Exposition Cartier et les Arts de l’Islam : sublime vague orientale

Jusqu'au 20 février prochain, le Musée des Arts Décoratifs de Paris montre comment la Maison Cartier s'inspire des motifs orientaux depuis le début du 20e siècle.

Dévoilant cent ans de créations fascinantes, l’exposition « Cartier et les arts de l’Islam. Aux sources de la modernité », organisée au musée des Arts décoratifs (MAD), à Paris, démontre combien la maison de la rue de la Paix a été inspirée, dès le début du XXe siècle, par les motifs orientaux.

Au début du XXe siècle, Paris devient une plaque tournante commerciale, mais surtout culturelle. Et la mode, en Occident, est à l’art islamique ce qui inspira la maison Cartier. « Sujet à la fois éminemment politique et richement esthétique, le rapport entretenu par la création artistique européenne avec les arts de l’Islam n’a rien d’anecdotique, précise Olivier Gabet, directeur du MAD. Et cela depuis les alliances diplomatiques entre la France et l’Empire ottoman au XVIe siècle, jusqu’aux conquêtes coloniales et impérialistes des XIXe et XXe siècles. »

Les 500 pièces, bijoux et objets précieux sortis des ateliers de la maison Cartier faisant écho à des chefs-d’œuvre de l’art islamique – comprenant dessins, livres, photographies et documents d’archives – démontrent donc, au-delà de la beauté des pièces exposées et des interactions culturelles, la complicité qu’a toujours maintenue la maison Cartier avec l’un des départements du musée du Louvre.

Coffret d’Iran, XIXe siècle, bois et marqueterie teinté, d’ivoire et de métal (khatamkari), Musée du Louvre, département des Arts de l’Islam. Dépôt du musée des Arts décoratifs, Paris.
Coffret d’Iran, XIXe siècle, bois et marqueterie teinté, d’ivoire et de métal (khatamkari), Musée du Louvre, département des Arts de l’Islam. Dépôt du musée des Arts décoratifs, Paris. Dist. RMN Grand Palais / Hervé Lewandowski

Une inspiration universelle

Trois grandes expositions ont déjà corroboré le phénomène. La première, qui a lieu en 1893 au palais de l’Industrie, est critiquée, malgré sa qualité. La deuxième, organisée au musée des Arts décoratifs, en 1903, par Gaston Migeon, conservateur au Louvre, récolte toutes les louanges. Conquise, l’Allemagne suit le mouvement avec une exposition à Munich, en 1910, qui rassemblera quelque 3553 pièces remarquables. Les raisons de cet engouement ? Elles sont politiques : « L’affaiblissement des grands empires, qui font face aux appétits coloniaux et occidentaux, est propice à la fuite des œuvres d’art vers l’Europe et vers Paris », rappellent les conservatrices Judith Henon-Raynaud et Évelyne Possémé.

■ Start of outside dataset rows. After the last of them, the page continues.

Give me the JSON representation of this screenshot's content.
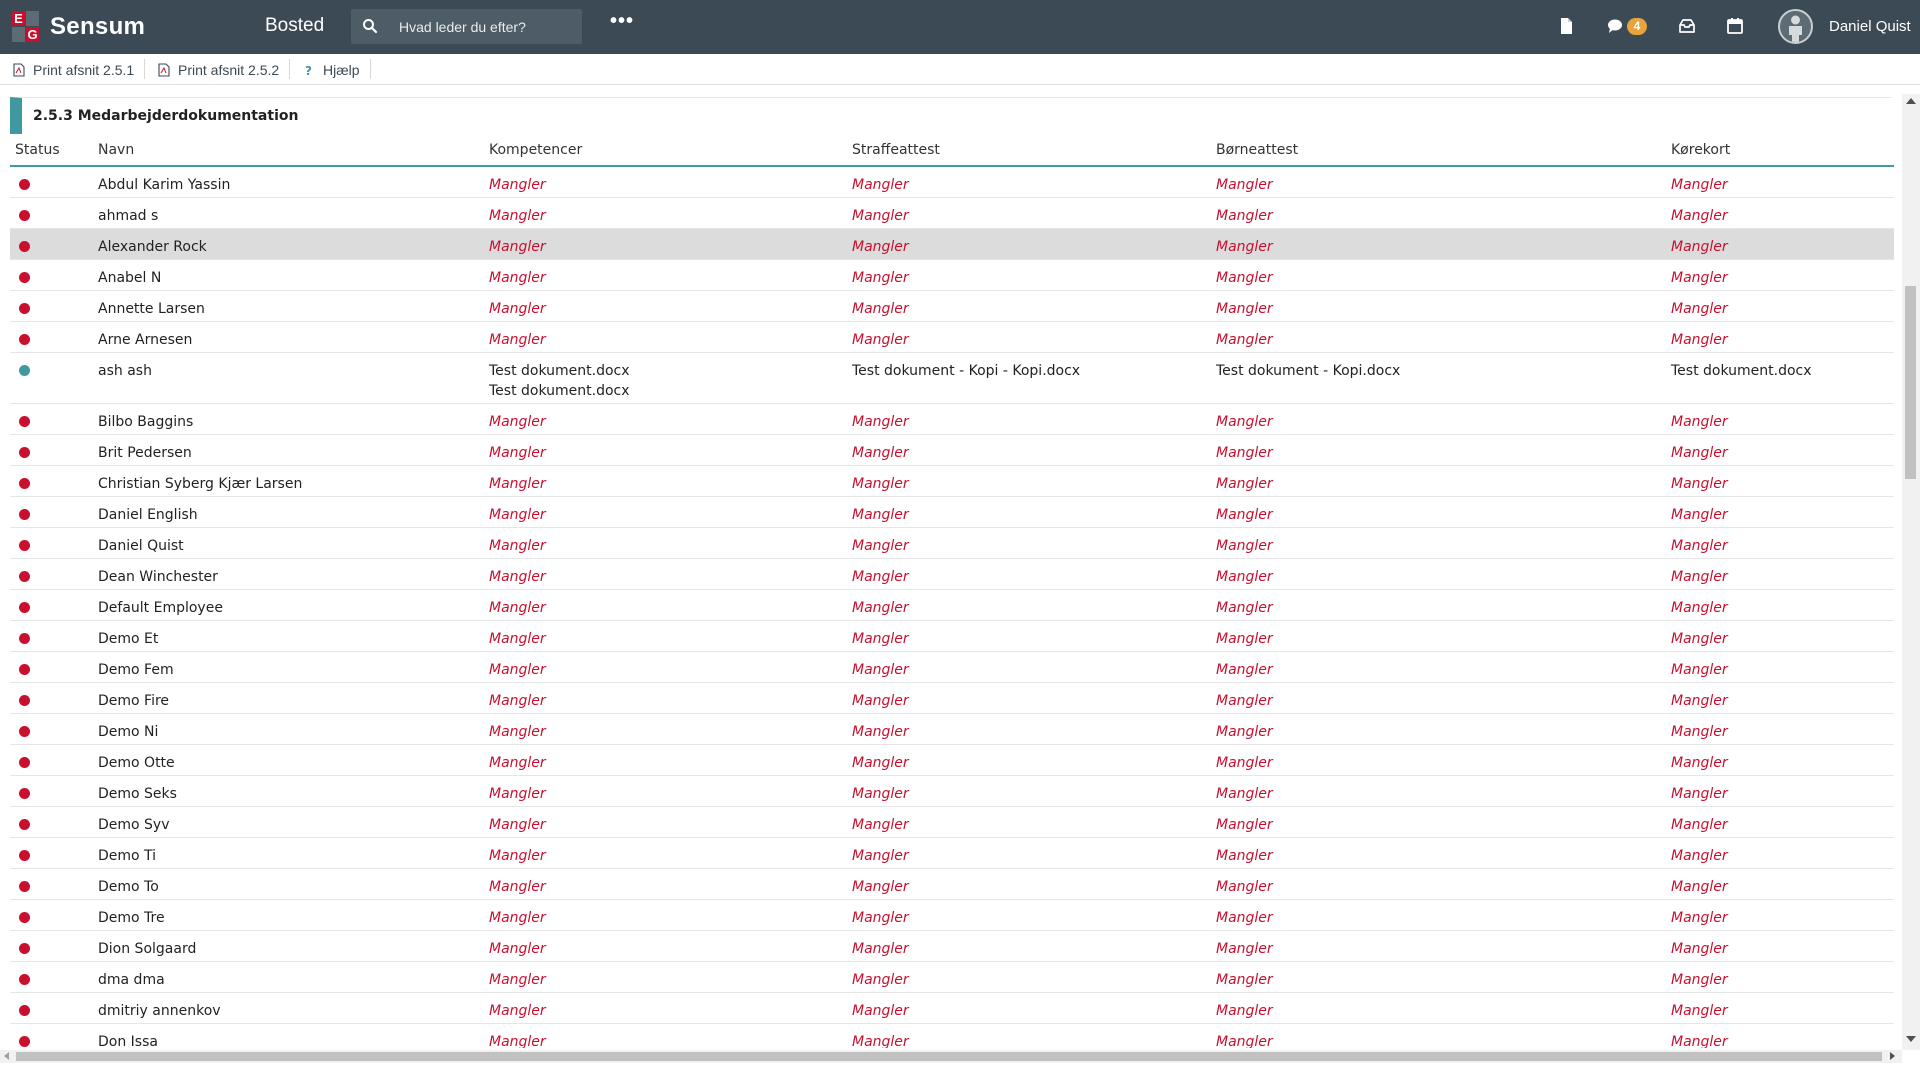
{
  "brand": {
    "logo_letters": [
      "E",
      "G"
    ],
    "name": "Sensum"
  },
  "header": {
    "module": "Bosted",
    "search_placeholder": "Hvad leder du efter?",
    "more_label": "•••",
    "messages_count": "4",
    "user_name": "Daniel Quist"
  },
  "toolbar": {
    "print_251": "Print afsnit 2.5.1",
    "print_252": "Print afsnit 2.5.2",
    "help": "Hjælp"
  },
  "section": {
    "title": "2.5.3 Medarbejderdokumentation"
  },
  "columns": {
    "status": "Status",
    "name": "Navn",
    "competencies": "Kompetencer",
    "criminal_record": "Straffeattest",
    "child_certificate": "Børneattest",
    "drivers_license": "Kørekort"
  },
  "colors": {
    "status_missing": "#c8102e",
    "status_ok": "#3f9aa0",
    "accent": "#3f9aa0",
    "topbar": "#3b4a54"
  },
  "rows": [
    {
      "status": "missing",
      "name": "Abdul Karim Yassin",
      "competencies": [
        "Mangler"
      ],
      "criminal_record": "Mangler",
      "child_certificate": "Mangler",
      "drivers_license": "Mangler"
    },
    {
      "status": "missing",
      "name": "ahmad s",
      "competencies": [
        "Mangler"
      ],
      "criminal_record": "Mangler",
      "child_certificate": "Mangler",
      "drivers_license": "Mangler"
    },
    {
      "status": "missing",
      "name": "Alexander Rock",
      "selected": true,
      "competencies": [
        "Mangler"
      ],
      "criminal_record": "Mangler",
      "child_certificate": "Mangler",
      "drivers_license": "Mangler"
    },
    {
      "status": "missing",
      "name": "Anabel N",
      "competencies": [
        "Mangler"
      ],
      "criminal_record": "Mangler",
      "child_certificate": "Mangler",
      "drivers_license": "Mangler"
    },
    {
      "status": "missing",
      "name": "Annette Larsen",
      "competencies": [
        "Mangler"
      ],
      "criminal_record": "Mangler",
      "child_certificate": "Mangler",
      "drivers_license": "Mangler"
    },
    {
      "status": "missing",
      "name": "Arne Arnesen",
      "competencies": [
        "Mangler"
      ],
      "criminal_record": "Mangler",
      "child_certificate": "Mangler",
      "drivers_license": "Mangler"
    },
    {
      "status": "ok",
      "name": "ash ash",
      "competencies": [
        "Test dokument.docx",
        "Test dokument.docx"
      ],
      "criminal_record": "Test dokument - Kopi - Kopi.docx",
      "child_certificate": "Test dokument - Kopi.docx",
      "drivers_license": "Test dokument.docx"
    },
    {
      "status": "missing",
      "name": "Bilbo Baggins",
      "competencies": [
        "Mangler"
      ],
      "criminal_record": "Mangler",
      "child_certificate": "Mangler",
      "drivers_license": "Mangler"
    },
    {
      "status": "missing",
      "name": "Brit Pedersen",
      "competencies": [
        "Mangler"
      ],
      "criminal_record": "Mangler",
      "child_certificate": "Mangler",
      "drivers_license": "Mangler"
    },
    {
      "status": "missing",
      "name": "Christian Syberg Kjær Larsen",
      "competencies": [
        "Mangler"
      ],
      "criminal_record": "Mangler",
      "child_certificate": "Mangler",
      "drivers_license": "Mangler"
    },
    {
      "status": "missing",
      "name": "Daniel English",
      "competencies": [
        "Mangler"
      ],
      "criminal_record": "Mangler",
      "child_certificate": "Mangler",
      "drivers_license": "Mangler"
    },
    {
      "status": "missing",
      "name": "Daniel Quist",
      "competencies": [
        "Mangler"
      ],
      "criminal_record": "Mangler",
      "child_certificate": "Mangler",
      "drivers_license": "Mangler"
    },
    {
      "status": "missing",
      "name": "Dean Winchester",
      "competencies": [
        "Mangler"
      ],
      "criminal_record": "Mangler",
      "child_certificate": "Mangler",
      "drivers_license": "Mangler"
    },
    {
      "status": "missing",
      "name": "Default Employee",
      "competencies": [
        "Mangler"
      ],
      "criminal_record": "Mangler",
      "child_certificate": "Mangler",
      "drivers_license": "Mangler"
    },
    {
      "status": "missing",
      "name": "Demo Et",
      "competencies": [
        "Mangler"
      ],
      "criminal_record": "Mangler",
      "child_certificate": "Mangler",
      "drivers_license": "Mangler"
    },
    {
      "status": "missing",
      "name": "Demo Fem",
      "competencies": [
        "Mangler"
      ],
      "criminal_record": "Mangler",
      "child_certificate": "Mangler",
      "drivers_license": "Mangler"
    },
    {
      "status": "missing",
      "name": "Demo Fire",
      "competencies": [
        "Mangler"
      ],
      "criminal_record": "Mangler",
      "child_certificate": "Mangler",
      "drivers_license": "Mangler"
    },
    {
      "status": "missing",
      "name": "Demo Ni",
      "competencies": [
        "Mangler"
      ],
      "criminal_record": "Mangler",
      "child_certificate": "Mangler",
      "drivers_license": "Mangler"
    },
    {
      "status": "missing",
      "name": "Demo Otte",
      "competencies": [
        "Mangler"
      ],
      "criminal_record": "Mangler",
      "child_certificate": "Mangler",
      "drivers_license": "Mangler"
    },
    {
      "status": "missing",
      "name": "Demo Seks",
      "competencies": [
        "Mangler"
      ],
      "criminal_record": "Mangler",
      "child_certificate": "Mangler",
      "drivers_license": "Mangler"
    },
    {
      "status": "missing",
      "name": "Demo Syv",
      "competencies": [
        "Mangler"
      ],
      "criminal_record": "Mangler",
      "child_certificate": "Mangler",
      "drivers_license": "Mangler"
    },
    {
      "status": "missing",
      "name": "Demo Ti",
      "competencies": [
        "Mangler"
      ],
      "criminal_record": "Mangler",
      "child_certificate": "Mangler",
      "drivers_license": "Mangler"
    },
    {
      "status": "missing",
      "name": "Demo To",
      "competencies": [
        "Mangler"
      ],
      "criminal_record": "Mangler",
      "child_certificate": "Mangler",
      "drivers_license": "Mangler"
    },
    {
      "status": "missing",
      "name": "Demo Tre",
      "competencies": [
        "Mangler"
      ],
      "criminal_record": "Mangler",
      "child_certificate": "Mangler",
      "drivers_license": "Mangler"
    },
    {
      "status": "missing",
      "name": "Dion Solgaard",
      "competencies": [
        "Mangler"
      ],
      "criminal_record": "Mangler",
      "child_certificate": "Mangler",
      "drivers_license": "Mangler"
    },
    {
      "status": "missing",
      "name": "dma dma",
      "competencies": [
        "Mangler"
      ],
      "criminal_record": "Mangler",
      "child_certificate": "Mangler",
      "drivers_license": "Mangler"
    },
    {
      "status": "missing",
      "name": "dmitriy annenkov",
      "competencies": [
        "Mangler"
      ],
      "criminal_record": "Mangler",
      "child_certificate": "Mangler",
      "drivers_license": "Mangler"
    },
    {
      "status": "missing",
      "name": "Don Issa",
      "competencies": [
        "Mangler"
      ],
      "criminal_record": "Mangler",
      "child_certificate": "Mangler",
      "drivers_license": "Mangler"
    }
  ]
}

Ces expositions firent donc office de révélateurs. Au début du XXe siècle, Louis, petit-fils du fondateur Louis-François Cartier – qui a repris l’activité de la maison avec son père Alfred en 1874 –, est en quête de nouvelles sources d’inspiration. Et cette ferveur pour les arts islamiques tombe à pic. 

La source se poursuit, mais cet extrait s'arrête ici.